Détruite par les bombardements en 1944 et réédifiée en 1952, la chapelle de Kergornet était un édifice de type gothique flamboyant du troisième quart du 15e siècle. Elle fut bâtie grâce aux largesses des proches seigneurs du Vergier et de Kermorvan, sa nef agrandie en 1649 par le seigneur du Lain. Un clocher carré y fut ajouté en 1786, le bras nord du transept au 19e siècle.
L’édifice actuel, remployant ses vestiges, conserve quelques-uns de ces éléments comme une niche en accolade à l’intérieur ou les blasons des seigneurs fondateurs sur l’élévation ouest, symbolisés par un lévrier portant l’écu et un chien casqué d’un heaume. Le porche nord, en grande partie d’origine, donne un aperçu de la qualité architecturale de l’édifice primitif : porte accostée de pinacles et surmontée d’une accolade ornée de choux, culs-de-lampe ornés de masques grimaçants, de têtes d’homme et de femme.
La croix, ornée d’un Christ, est datée de 1662. En contrebas du village, la fontaine de dévotion, de type mur triangulaire surmonté d’une croix, est prolongée d’un lavoir qui a été réaménagé au 20e siècle.
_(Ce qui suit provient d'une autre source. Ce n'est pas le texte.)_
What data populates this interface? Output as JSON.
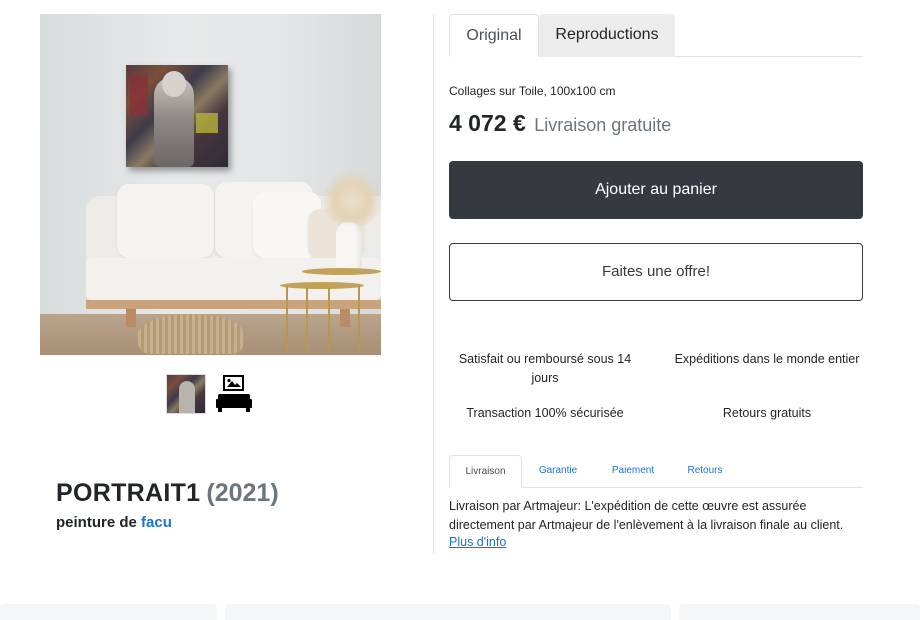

Kergornet fut un lieu de pèlerinage très populaire. Les nourrices venaient invoquer sa Vierge à l’Enfant le 1er mai pour avoir du bon lait. Sa statue du 17e siècle, aujourd’hui conservée dans l’église, évoque en effet une Marie donnant le sein à l’enfant Jésus, représentation assez courante en Bretagne, mais dont peu d’exemplaires ont traversé les siècles.